Methods: Twenty-six consecutive patients (20 female, 6 male) with osteoporotic fractures of the thoracic and lumbar spine who underwent 360-degree fusion with posterior fixation using Polymethyl-methacrylate augmented pedicle screws and an expandable cage at our department between May 2013 and March 2015 were included. The mean age was 71.73 ± 12.51 years (range 47 - 91 years). Since 3 patients had 2 non-adjacent fractures, we performed 29 corpectomies (16 lumbar, 13 thoracic).The cranial most level was Th3 the caudal most level was L5. All patients underwent a baseline physical and neurological examination on admission. The diagnostic routine included MRI X-ray and CT scans. Postoperative measurements were done on upright x-rays following mobilization of the patient. The pre-/inter-/postoperative kyphosis/lordosis angle of the adjacent endplates was assessed.

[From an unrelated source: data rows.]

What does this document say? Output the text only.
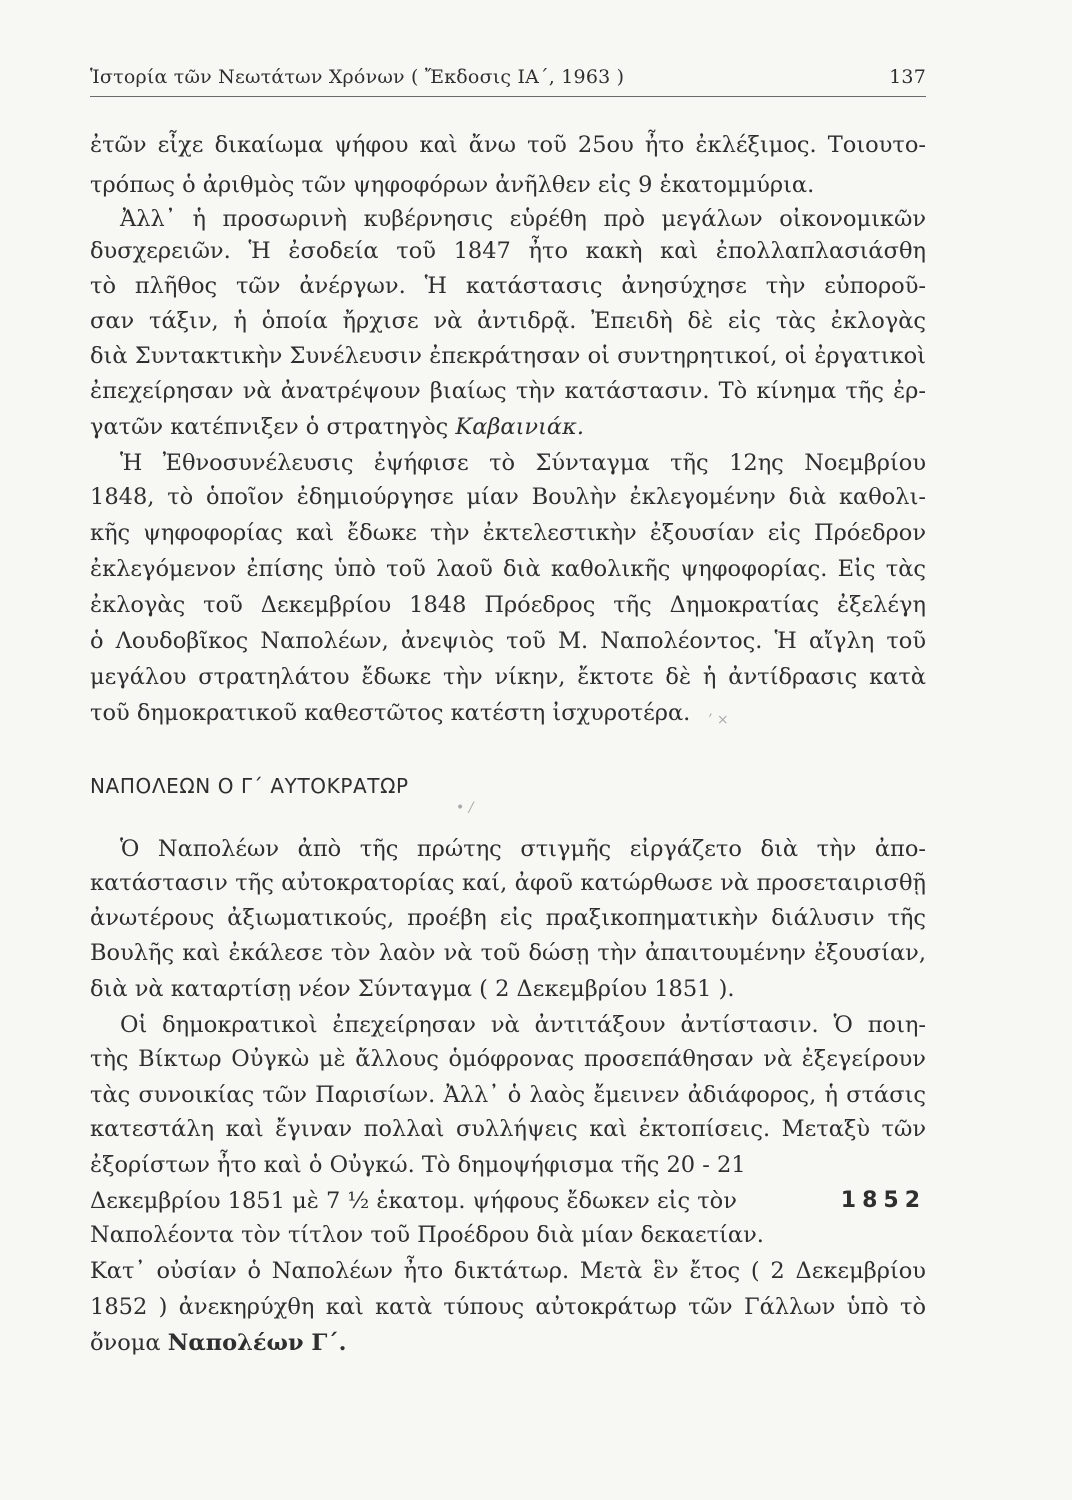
Ἱστορία τῶν Νεωτάτων Χρόνων ( Ἔκδοσις ΙΑ΄, 1963 )	137
ἐτῶν εἶχε δικαίωμα ψήφου καὶ ἄνω τοῦ 25ου ἦτο ἐκλέξιμος. Τοιουτο-
τρόπως ὁ ἀριθμὸς τῶν ψηφοφόρων ἀνῆλθεν εἰς 9 ἑκατομμύρια.
Ἀλλ᾽ ἡ προσωρινὴ κυβέρνησις εὑρέθη πρὸ μεγάλων οἰκονομικῶν
δυσχερειῶν. Ἡ ἐσοδεία τοῦ 1847 ἦτο κακὴ καὶ ἐπολλαπλασιάσθη
τὸ πλῆθος τῶν ἀνέργων. Ἡ κατάστασις ἀνησύχησε τὴν εὐποροῦ-
σαν τάξιν, ἡ ὁποία ἤρχισε νὰ ἀντιδρᾷ. Ἐπειδὴ δὲ εἰς τὰς ἐκλογὰς
διὰ Συντακτικὴν Συνέλευσιν ἐπεκράτησαν οἱ συντηρητικοί, οἱ ἐργατικοὶ
ἐπεχείρησαν νὰ ἀνατρέψουν βιαίως τὴν κατάστασιν. Τὸ κίνημα τῆς ἐρ-
γατῶν κατέπνιξεν ὁ στρατηγὸς Καβαινιάκ.
Ἡ Ἐθνοσυνέλευσις ἐψήφισε τὸ Σύνταγμα τῆς 12ης Νοεμβρίου
1848, τὸ ὁποῖον ἐδημιούργησε μίαν Βουλὴν ἐκλεγομένην διὰ καθολι-
κῆς ψηφοφορίας καὶ ἔδωκε τὴν ἐκτελεστικὴν ἐξουσίαν εἰς Πρόεδρον
ἐκλεγόμενον ἐπίσης ὑπὸ τοῦ λαοῦ διὰ καθολικῆς ψηφοφορίας. Εἰς τὰς
ἐκλογὰς τοῦ Δεκεμβρίου 1848 Πρόεδρος τῆς Δημοκρατίας ἐξελέγη
ὁ Λουδοβῖκος Ναπολέων, ἀνεψιὸς τοῦ Μ. Ναπολέοντος. Ἡ αἴγλη τοῦ
μεγάλου στρατηλάτου ἔδωκε τὴν νίκην, ἔκτοτε δὲ ἡ ἀντίδρασις κατὰ
τοῦ δημοκρατικοῦ καθεστῶτος κατέστη ἰσχυροτέρα.	’ ×
ΝΑΠΟΛΕΩΝ Ο Γ΄ ΑΥΤΟΚΡΑΤΩΡ
• /
Ὁ Ναπολέων ἀπὸ τῆς πρώτης στιγμῆς εἰργάζετο διὰ τὴν ἀπο-
κατάστασιν τῆς αὐτοκρατορίας καί, ἀφοῦ κατώρθωσε νὰ προσεταιρισθῇ
ἀνωτέρους ἀξιωματικούς, προέβη εἰς πραξικοπηματικὴν διάλυσιν τῆς
Βουλῆς καὶ ἐκάλεσε τὸν λαὸν νὰ τοῦ δώσῃ τὴν ἀπαιτουμένην ἐξουσίαν,
διὰ νὰ καταρτίσῃ νέον Σύνταγμα ( 2 Δεκεμβρίου 1851 ).
Οἱ δημοκρατικοὶ ἐπεχείρησαν νὰ ἀντιτάξουν ἀντίστασιν. Ὁ ποιη-
τὴς Βίκτωρ Οὐγκὼ μὲ ἄλλους ὁμόφρονας προσεπάθησαν νὰ ἐξεγείρουν
τὰς συνοικίας τῶν Παρισίων. Ἀλλ᾽ ὁ λαὸς ἔμεινεν ἀδιάφορος, ἡ στάσις
κατεστάλη καὶ ἔγιναν πολλαὶ συλλήψεις καὶ ἐκτοπίσεις. Μεταξὺ τῶν
ἐξορίστων ἦτο καὶ ὁ Οὐγκώ. Τὸ δημοψήφισμα τῆς 20 - 21
Δεκεμβρίου 1851 μὲ 7 ½ ἑκατομ. ψήφους ἔδωκεν εἰς τὸν	1852
Ναπολέοντα τὸν τίτλον τοῦ Προέδρου διὰ μίαν δεκαετίαν.
Κατ᾽ οὐσίαν ὁ Ναπολέων ἦτο δικτάτωρ. Μετὰ ἓν ἔτος ( 2 Δεκεμβρίου
1852 ) ἀνεκηρύχθη καὶ κατὰ τύπους αὐτοκράτωρ τῶν Γάλλων ὑπὸ τὸ
ὄνομα Ναπολέων Γ΄.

Results: The mean local lordosis angle prior posterior fixation was -14.17 ± 22.41 degrees. For the patients with fractures of the thoracic spine, this was -28.00 ± 15.29 degrees (range -57.80 – -3.90 degrees) and for patients with lumbar spine fractures 0.20 ± 17.23 degrees (range -20.50 – 30.60 degrees) respectively. After posterior fixation the average lordosis angle was -6.14 ± 20.56 degrees. It was -17.71 ± 13.83 (range -47.60 – 5.10 degrees) for thoracic fractures and 6.32 ± 16.98 degrees (range -16.50 – 32.10) for lumbar fractures. After the anterior column reconstruction and ambulation the local lordosis angle averaged at -5.15 ± 21.21 degrees. The net lordosis gain was 7.05 ± 5.86 degrees (range -6.10 – 19.70 degrees) for the lumbar fracture group, whereas it was 9.31 ± 15.34 degrees (range -4.10 – 48.00 degrees) for the thoracic fracture group. We found no statistically significant difference between the pre-surgery and post-surgery measurements. There was no significant difference between the amount of lordosis restoration between the thoracic and lumbar fracture groups either.
Conclusion: The 360-degree Fusion with augmented pedicle screw fixation and anterior reconstruction with a distractible cage allowed a correction of the posttraumatic deformity by an average 9 degrees Lordosis. The correction was maintained on autonomous ambulation.